There was one thing that was guaranteed to happen in Week 8 of the NFL season.
The San Francisco 49ers wouldn’t lose.
On a bye, the team sits at a dismal 1-6 and heading nowhere except for a top pick in next year’s draft. Their sparkling new Levi’s Stadium is half-empty for home games. Plus, the only thing of note has not taken place on the field.
Colin Kaepernick’s kneel-down protest of the National Anthem has been about the only attention that has come to this team. It brought national attention to him, making him the newest public figure in the issues and discussions about race in the United States. His presence has grown to the point where it garnered a cover of Time magazine and stories about in every major news outlet. Even during their bye week, publications such as ESPN, Huffington Post, and the New York Daily News ran full-length articles on his Know Your Rights youth camp held in the Bay area.
This is on a bye week.
But this piece is not about Colin Kaepernick’s efforts in the community, his political or social stances, or even the coverage of his latest event.

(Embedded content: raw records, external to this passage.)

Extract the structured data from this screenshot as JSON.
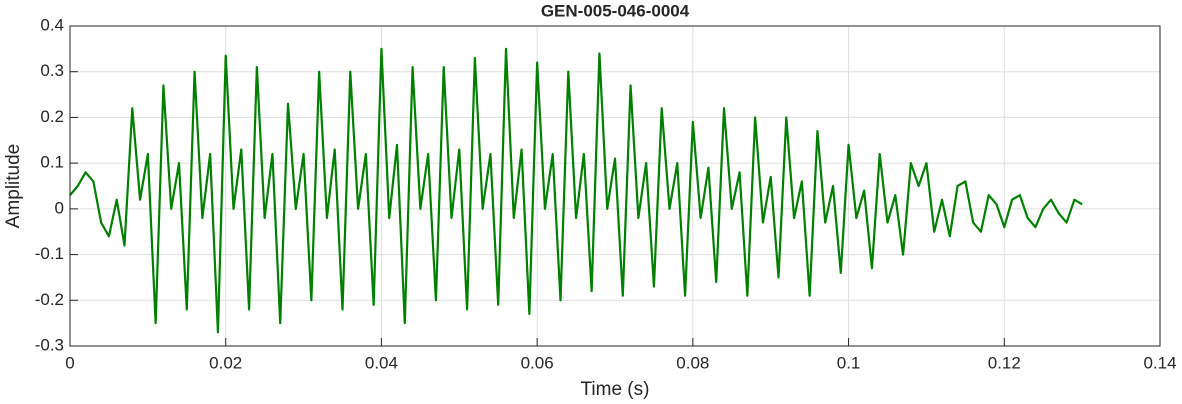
{
  "chart_data": {
    "type": "line",
    "title": "GEN-005-046-0004",
    "xlabel": "Time (s)",
    "ylabel": "Amplitude",
    "x": [
      0,
      0.001,
      0.002,
      0.003,
      0.004,
      0.005,
      0.006,
      0.007,
      0.008,
      0.009,
      0.01,
      0.011,
      0.012,
      0.013,
      0.014,
      0.015,
      0.016,
      0.017,
      0.018,
      0.019,
      0.02,
      0.021,
      0.022,
      0.023,
      0.024,
      0.025,
      0.026,
      0.027,
      0.028,
      0.029,
      0.03,
      0.031,
      0.032,
      0.033,
      0.034,
      0.035,
      0.036,
      0.037,
      0.038,
      0.039,
      0.04,
      0.041,
      0.042,
      0.043,
      0.044,
      0.045,
      0.046,
      0.047,
      0.048,
      0.049,
      0.05,
      0.051,
      0.052,
      0.053,
      0.054,
      0.055,
      0.056,
      0.057,
      0.058,
      0.059,
      0.06,
      0.061,
      0.062,
      0.063,
      0.064,
      0.065,
      0.066,
      0.067,
      0.068,
      0.069,
      0.07,
      0.071,
      0.072,
      0.073,
      0.074,
      0.075,
      0.076,
      0.077,
      0.078,
      0.079,
      0.08,
      0.081,
      0.082,
      0.083,
      0.084,
      0.085,
      0.086,
      0.087,
      0.088,
      0.089,
      0.09,
      0.091,
      0.092,
      0.093,
      0.094,
      0.095,
      0.096,
      0.097,
      0.098,
      0.099,
      0.1,
      0.101,
      0.102,
      0.103,
      0.104,
      0.105,
      0.106,
      0.107,
      0.108,
      0.109,
      0.11,
      0.111,
      0.112,
      0.113,
      0.114,
      0.115,
      0.116,
      0.117,
      0.118,
      0.119,
      0.12,
      0.121,
      0.122,
      0.123,
      0.124,
      0.125,
      0.126,
      0.127,
      0.128,
      0.129,
      0.13
    ],
    "series": [
      {
        "color": "#008000",
        "values": [
          0.03,
          0.05,
          0.08,
          0.06,
          -0.03,
          -0.06,
          0.02,
          -0.08,
          0.22,
          0.02,
          0.12,
          -0.25,
          0.27,
          0.0,
          0.1,
          -0.22,
          0.3,
          -0.02,
          0.12,
          -0.27,
          0.335,
          0.0,
          0.13,
          -0.22,
          0.31,
          -0.02,
          0.12,
          -0.25,
          0.23,
          0.0,
          0.12,
          -0.2,
          0.3,
          -0.02,
          0.13,
          -0.22,
          0.3,
          0.0,
          0.12,
          -0.21,
          0.35,
          -0.02,
          0.14,
          -0.25,
          0.31,
          0.0,
          0.12,
          -0.2,
          0.31,
          -0.02,
          0.13,
          -0.22,
          0.33,
          0.0,
          0.12,
          -0.21,
          0.35,
          -0.02,
          0.13,
          -0.23,
          0.32,
          0.0,
          0.12,
          -0.2,
          0.3,
          -0.02,
          0.12,
          -0.18,
          0.34,
          0.0,
          0.11,
          -0.19,
          0.27,
          -0.02,
          0.1,
          -0.17,
          0.22,
          0.0,
          0.1,
          -0.19,
          0.19,
          -0.02,
          0.09,
          -0.16,
          0.22,
          0.0,
          0.08,
          -0.19,
          0.2,
          -0.03,
          0.07,
          -0.15,
          0.2,
          -0.02,
          0.06,
          -0.19,
          0.17,
          -0.03,
          0.05,
          -0.14,
          0.14,
          -0.02,
          0.04,
          -0.13,
          0.12,
          -0.03,
          0.03,
          -0.1,
          0.1,
          0.05,
          0.1,
          -0.05,
          0.02,
          -0.06,
          0.05,
          0.06,
          -0.03,
          -0.05,
          0.03,
          0.01,
          -0.04,
          0.02,
          0.03,
          -0.02,
          -0.04,
          0.0,
          0.02,
          -0.01,
          -0.03,
          0.02,
          0.01
        ]
      }
    ],
    "xlim": [
      0,
      0.14
    ],
    "xticks": [
      0,
      0.02,
      0.04,
      0.06,
      0.08,
      0.1,
      0.12,
      0.14
    ],
    "ylim": [
      -0.3,
      0.4
    ],
    "yticks": [
      -0.3,
      -0.2,
      -0.1,
      0,
      0.1,
      0.2,
      0.3,
      0.4
    ],
    "grid": true
  }
}
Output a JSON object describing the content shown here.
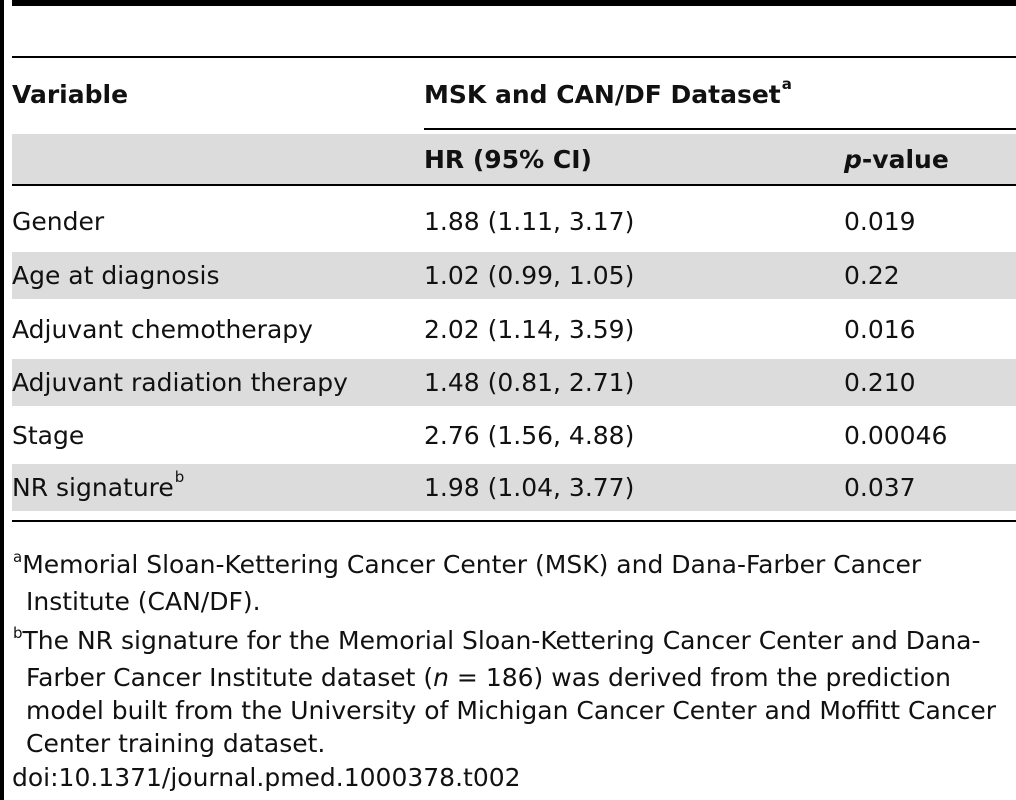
{
  "table": {
    "header": {
      "variable": "Variable",
      "dataset": "MSK and CAN/DF Dataset",
      "dataset_sup": "a",
      "hr": "HR (95% CI)",
      "p_italic": "p",
      "p_rest": "-value"
    },
    "rows": [
      {
        "variable": "Gender",
        "sup": "",
        "hr": "1.88 (1.11, 3.17)",
        "p": "0.019"
      },
      {
        "variable": "Age at diagnosis",
        "sup": "",
        "hr": "1.02 (0.99, 1.05)",
        "p": "0.22"
      },
      {
        "variable": "Adjuvant chemotherapy",
        "sup": "",
        "hr": "2.02 (1.14, 3.59)",
        "p": "0.016"
      },
      {
        "variable": "Adjuvant radiation therapy",
        "sup": "",
        "hr": "1.48 (0.81, 2.71)",
        "p": "0.210"
      },
      {
        "variable": "Stage",
        "sup": "",
        "hr": "2.76 (1.56, 4.88)",
        "p": "0.00046"
      },
      {
        "variable": "NR signature",
        "sup": "b",
        "hr": "1.98 (1.04, 3.77)",
        "p": "0.037"
      }
    ]
  },
  "footnotes": {
    "a": {
      "mark": "a",
      "line1": "Memorial Sloan-Kettering Cancer Center (MSK) and Dana-Farber Cancer",
      "line2": "Institute (CAN/DF)."
    },
    "b": {
      "mark": "b",
      "line1": "The NR signature for the Memorial Sloan-Kettering Cancer Center and Dana-",
      "line2_pre": "Farber Cancer Institute dataset (",
      "line2_n": "n",
      "line2_post": " = 186) was derived from the prediction",
      "line3": "model built from the University of Michigan Cancer Center and Moffitt Cancer",
      "line4": "Center training dataset."
    }
  },
  "doi": "doi:10.1371/journal.pmed.1000378.t002"
}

This article is all about football. Because none of his current exposure happens without him being a part of the San Francisco organization. Don’t kid yourself thinking that Kaepernick is in your viewing radius as just an average citizen.
Kaepernick was supposed to be the franchise quarterback that would be the leader of the 49ers into the future after the team’s Super Bowl run in 2012. But after a NFC Championship loss to Seattle in 2013, their fortunes began to turn southward. After an 8-8 record in 2014 and a 5-11 record the following season, there were signs that maybe Kaepernick wasn’t the quarterback the team thought he could be.
But with the hiring of Chip Kelly in 2016, some thought that the marriage of Kelly’s spread-style offense and Kaepernick’s skill set would turn things around. But Kaepernick couldn’t beat our Blaine Gabbert for the starting position. The team floundered to a 1-4 start with the offense being a punchless mess. Kelly changed quarterbacks after Week 5 and some hoped that Kaepernick could provide a spark.
But two games in and the losses continued.
Kaepernick’s numbers were dismal. A completion percentage of only 46 percent. Sacked seven times in two games. The team outscored by its two opponents (Buffalo and Tampa Bay) 79-33.
San Francisco is at the halfway point of the season and the schedule doesn’t get any easier. Three division leaders (New England, Atlanta, and Seattle) await as well as two trips to the East Coast (at Atlanta, at Miami). How many games Kaepernick starts is anyone’s guess. But mock drafts are already predicting the 49ers will draft a quarterback in next year’s draft.
So it leaves two more months of Colin Kaepernick to prove that he either belongs in the league or he gets cut and a good chance no other team picks him up for the 2017 season. And as much as the social justice activists on Twitter will scream that it reeks of racism and unfairness, the numbers will say otherwise.
Colin Kaepernick may have found his calling in speaking out on the issues that he feels concerned about.
But sooner rather than later, he needs to play some quality football.